18 December 2006

In Praise of Sophie Muller

Music videos are generally throw away objects not meant to resonate much beyond the immediate present and sell some units, or build a buzz around an artist.

But a few music video directors manage to create a style for themselves that carries over from decade to decade and from artist to artist.

Sophie Muller is one such person.

Browsing through her list of credits on her Wiki page is like a summary of some of the better videos of the past 20 years.

Through the miracle of YouTube and copyright infringement, I can share with you some highlights.

The video for Eurythmic's Beethoven, the non-musical intro speech from Annie is simply brilliant. For a first video credit, an impressive effort. Why Ms. Lennox didn't do more acting I'll never know. She would have been fantastic. Simple, surreal, compelling, and services the song well, all the things a video should be.

Next up, Sade's No Ordinary Love, the underwater theme suits this song perfectly. Her voice is so flowing and liquid, she's easily believable as a slightly sad siren. The scene shifts between that and a sad runaway bride. It doesn't have to make sense, it's a video dammit.

Have I ever mentioned I love me some Hope Sandoval? That's her with The Jesus and Mary Chain in the video for Sometimes Always. She and the lead singer were an item at the time, a bit of that shows through in this video. Again, Sophie finds a visual setting that serves the sound of the song. There's a western edge to the song, and the video is shot in what looks like Death Valley (or the Mojave, not sure). Simple, and simply beautiful.

No Doubt - Simple Kind of Life, another video that uses the tensions of a real life relationship to help sell the song and the visuals. This video would seem to be part of the process of Gwen becoming "Gwen" and overshadowing the rest of the band. Some interesting stuff going on from a technique standpoint, I especially like the shot towards the end where the camera stays focused on a spot and Gwen walks into focus. Different without being too showy.

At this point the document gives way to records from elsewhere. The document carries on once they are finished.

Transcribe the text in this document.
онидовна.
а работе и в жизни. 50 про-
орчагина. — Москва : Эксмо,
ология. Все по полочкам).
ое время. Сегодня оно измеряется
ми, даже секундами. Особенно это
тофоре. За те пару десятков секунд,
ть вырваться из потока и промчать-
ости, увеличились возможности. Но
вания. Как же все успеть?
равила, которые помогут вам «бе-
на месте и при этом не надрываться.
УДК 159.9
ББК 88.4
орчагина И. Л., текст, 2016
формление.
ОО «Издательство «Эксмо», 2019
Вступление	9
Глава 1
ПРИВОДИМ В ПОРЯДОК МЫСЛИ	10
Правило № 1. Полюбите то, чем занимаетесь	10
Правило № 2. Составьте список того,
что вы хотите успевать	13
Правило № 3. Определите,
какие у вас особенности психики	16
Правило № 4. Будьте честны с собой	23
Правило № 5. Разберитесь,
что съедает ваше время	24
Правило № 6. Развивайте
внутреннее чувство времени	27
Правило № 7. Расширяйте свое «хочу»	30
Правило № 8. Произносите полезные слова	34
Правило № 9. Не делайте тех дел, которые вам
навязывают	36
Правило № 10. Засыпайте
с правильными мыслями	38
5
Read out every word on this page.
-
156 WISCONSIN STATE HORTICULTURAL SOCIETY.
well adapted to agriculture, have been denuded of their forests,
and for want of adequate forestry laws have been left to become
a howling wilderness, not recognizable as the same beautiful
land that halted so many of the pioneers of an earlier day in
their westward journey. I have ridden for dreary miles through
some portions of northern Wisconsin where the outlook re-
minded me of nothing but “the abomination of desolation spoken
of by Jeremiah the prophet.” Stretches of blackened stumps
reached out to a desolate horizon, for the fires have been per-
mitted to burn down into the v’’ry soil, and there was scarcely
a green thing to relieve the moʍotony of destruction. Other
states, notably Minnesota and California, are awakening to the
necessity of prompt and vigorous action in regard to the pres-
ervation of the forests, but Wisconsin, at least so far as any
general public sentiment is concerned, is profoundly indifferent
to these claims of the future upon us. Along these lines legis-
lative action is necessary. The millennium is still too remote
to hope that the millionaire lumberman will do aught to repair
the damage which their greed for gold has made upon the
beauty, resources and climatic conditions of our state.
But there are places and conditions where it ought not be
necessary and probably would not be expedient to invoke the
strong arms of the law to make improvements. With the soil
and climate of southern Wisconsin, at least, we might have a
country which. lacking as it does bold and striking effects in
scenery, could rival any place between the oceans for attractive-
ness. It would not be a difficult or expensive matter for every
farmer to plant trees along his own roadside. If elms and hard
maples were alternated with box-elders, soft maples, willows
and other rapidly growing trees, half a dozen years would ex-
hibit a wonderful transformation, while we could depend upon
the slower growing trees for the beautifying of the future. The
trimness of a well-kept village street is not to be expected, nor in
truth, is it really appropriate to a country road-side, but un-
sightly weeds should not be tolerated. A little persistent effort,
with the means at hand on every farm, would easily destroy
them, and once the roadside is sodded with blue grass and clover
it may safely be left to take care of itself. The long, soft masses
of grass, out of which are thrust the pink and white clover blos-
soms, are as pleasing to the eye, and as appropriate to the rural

Loretta Lynn & Jack White, Portland Oregon, another case of matching song to sight. Sophie has some particular things she likes to do that carry over from video to video, and she seems to like a real saturated look on her studio work, plus the low tracking shot cut with close ups. But it works, dunnit? For a moment I thought Jack and Loretta were going to make out though, ewwwwwwwwwwwwwwwwwwwwwwwwwwww.

Lily Allen, Smile, I can't wait till this album is released in the United States. I eat this sort of stuff up with a spoon. But back to the video, again, she shoots a video that highlights some aspect of the sound. In this case, Lily's style is very London-centric, and the video is pure chavtastic. Brilliant stuff, that. This is a pretty snotty song (in a good way), and the video is equally snotty. Perfect.

So what does Sophie Muller do that's so good? She serves the artist, that's what. Each of these videos, though there are some common touches, are different enough from each other that you wouldn't have been surprised if they were made by different directors. Sophie lets the music speak for itself and the personality of the artists escape from the screen. With each of the videos you don't get the sense that you're seeing a manufactured and test-marketed pose, but rather a window into who these folks are in their everyday lives. Remarkable thing to accomplish on a budget while the main purpose is to push units.

I'm glad she hasn't tried to make the leap to making features. I don't think she'd be good at it. Most video artists who try to become directors lose something in the translation and end up making very disjointed and incoherent films that stretch 15 minute stories into 90 minute films (instead of compacting 15 minute stories into 4 minute videos as is their habit and talent). McG and Michel Gondry come to mind.

It's a special talent to be able to tell 15 minutes of story in 4 minutes of music video, something that shouldn't be scoffed at.

All the above was inpsired by Bill at So Quoted's post regarding Gwen Stefani and her Wind It Up video (above). Notice how in the No Doubt video way up above she seems scared of being in the spotlight, and now she's somewhere between Elvis and Madonna (but with a smirk). Interesting developments.

And I reviewed the album The Sweet Escape (mostly positively) about a week ago here. I kind of ignored the song Wind It Up in my review, mainly cause I find it to be the most annoying track on the album. I prefer to build up, rather than to tear down, I guess that's why my reviews aren't as compelling as they could be.